Will data centers start investing in your home?

Electric utilities typically offer residential customers various options for rate structures, such as time‑of‑use rates and tiered rates. A time‑of‑use rate plan includes volumetric charges that vary according to the time of day and https://leeds-welcome.com/the-future-is-now-top-trends-in-website-development-and-design-for-2023.html season, with higher charges during “peak” hours when electricity is relatively scarce and lower charges “off peak” when electricity is relatively plentiful. This type of rate plan is intended to discourage households from using electricity when it is comparatively difficult and costly for LSEs to purchase.

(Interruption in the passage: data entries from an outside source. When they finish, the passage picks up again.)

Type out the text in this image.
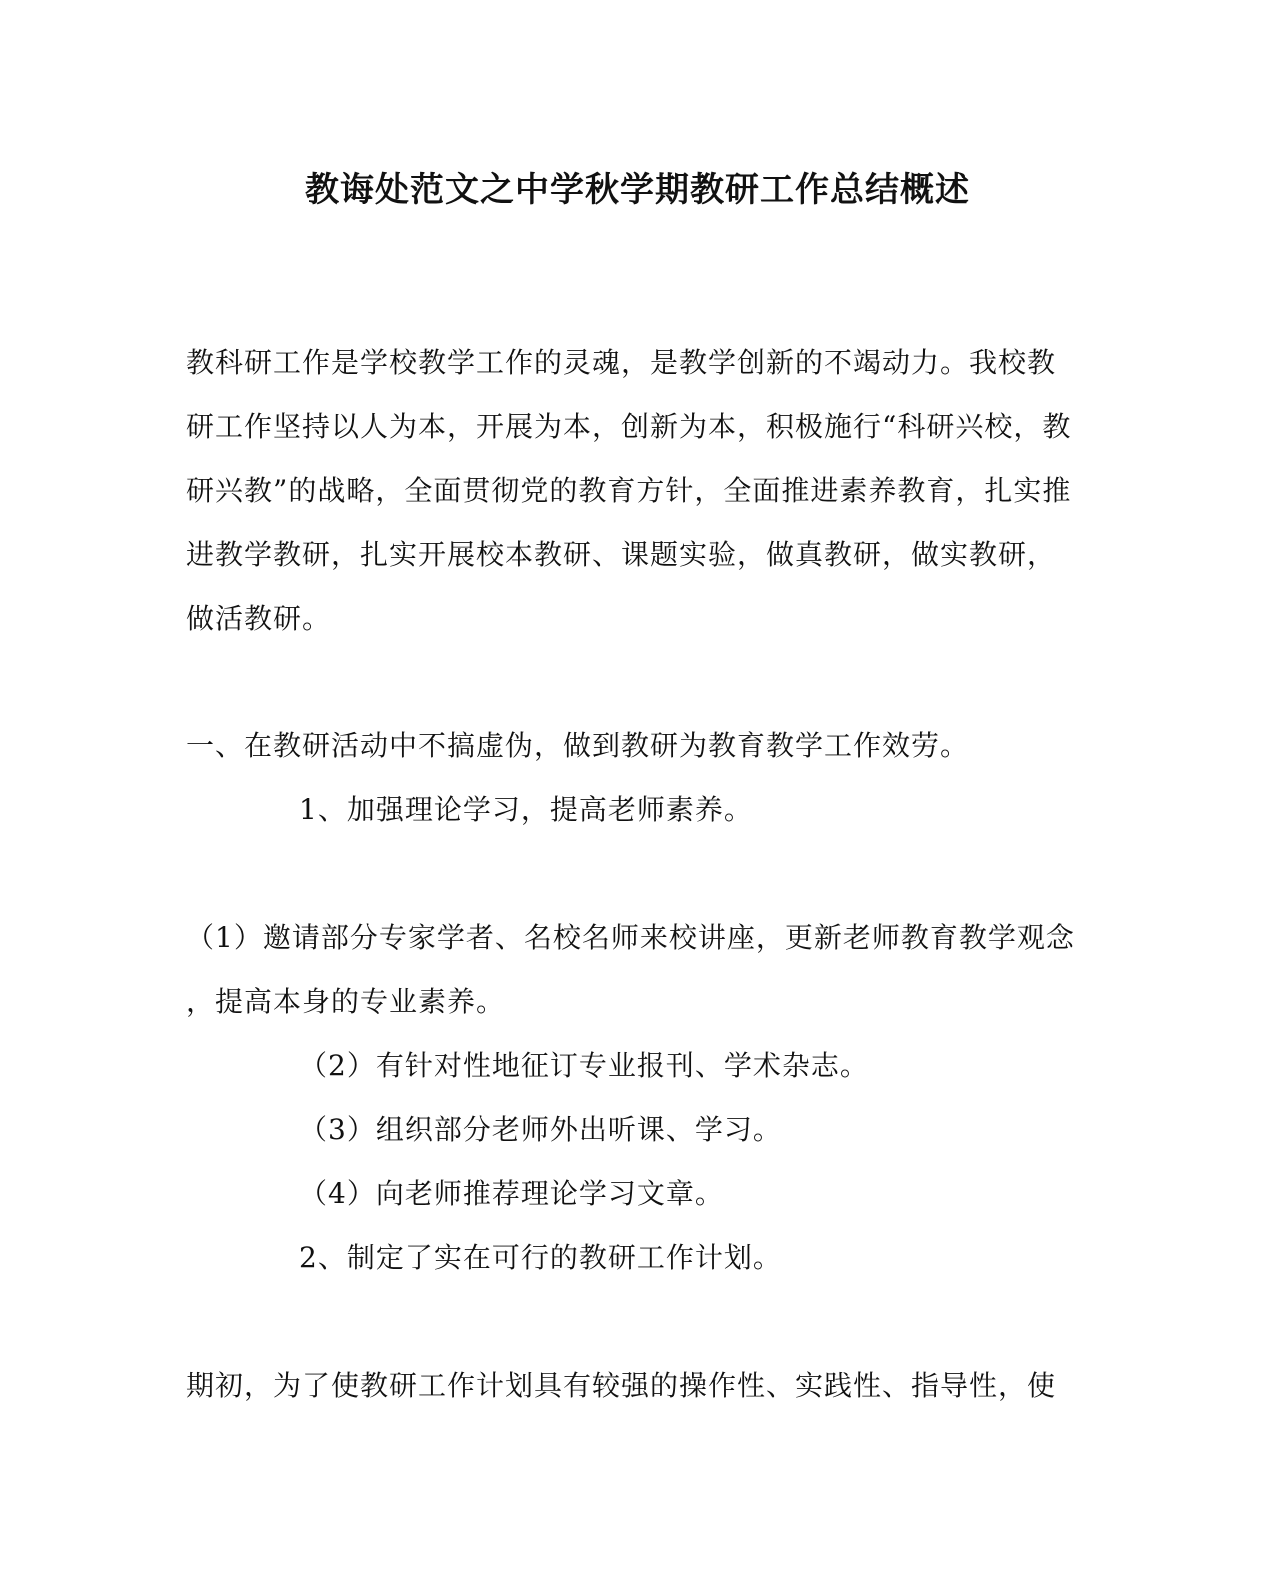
教诲处范文之中学秋学期教研工作总结概述
教科研工作是学校教学工作的灵魂，是教学创新的不竭动力。我校教
研工作坚持以人为本，开展为本，创新为本，积极施行“科研兴校，教
研兴教”的战略，全面贯彻党的教育方针，全面推进素养教育，扎实推
进教学教研，扎实开展校本教研、课题实验，做真教研，做实教研，
做活教研。
一、在教研活动中不搞虚伪，做到教研为教育教学工作效劳。
1、加强理论学习，提高老师素养。
（1）邀请部分专家学者、名校名师来校讲座，更新老师教育教学观念
，提高本身的专业素养。
（2）有针对性地征订专业报刊、学术杂志。
（3）组织部分老师外出听课、学习。
（4）向老师推荐理论学习文章。
2、制定了实在可行的教研工作计划。
期初，为了使教研工作计划具有较强的操作性、实践性、指导性，使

Clean Transition Tariffs and Bring-Your-Own-Capacity (BYOC)

In accordance with Chapter 61, CPUC issued a decision in May 2024 that will impose some fixed charges on IOU customers starting in late 2025 or early 2026. Notably, the magnitude of these charges—roughly $24 per month for non‑CARE customers and $6 per month for CARE customers—is roughly in line with the amounts charged by various POUs in the state. However, these new fixed charges are more modest than those originally proposed to CPUC by the IOUs, which would have been as high as $128 per month for some higher‑income households. The gain on sale calculus should not take into account extraordinary risks such as the recent California energy crisis or Hurricane Katrina.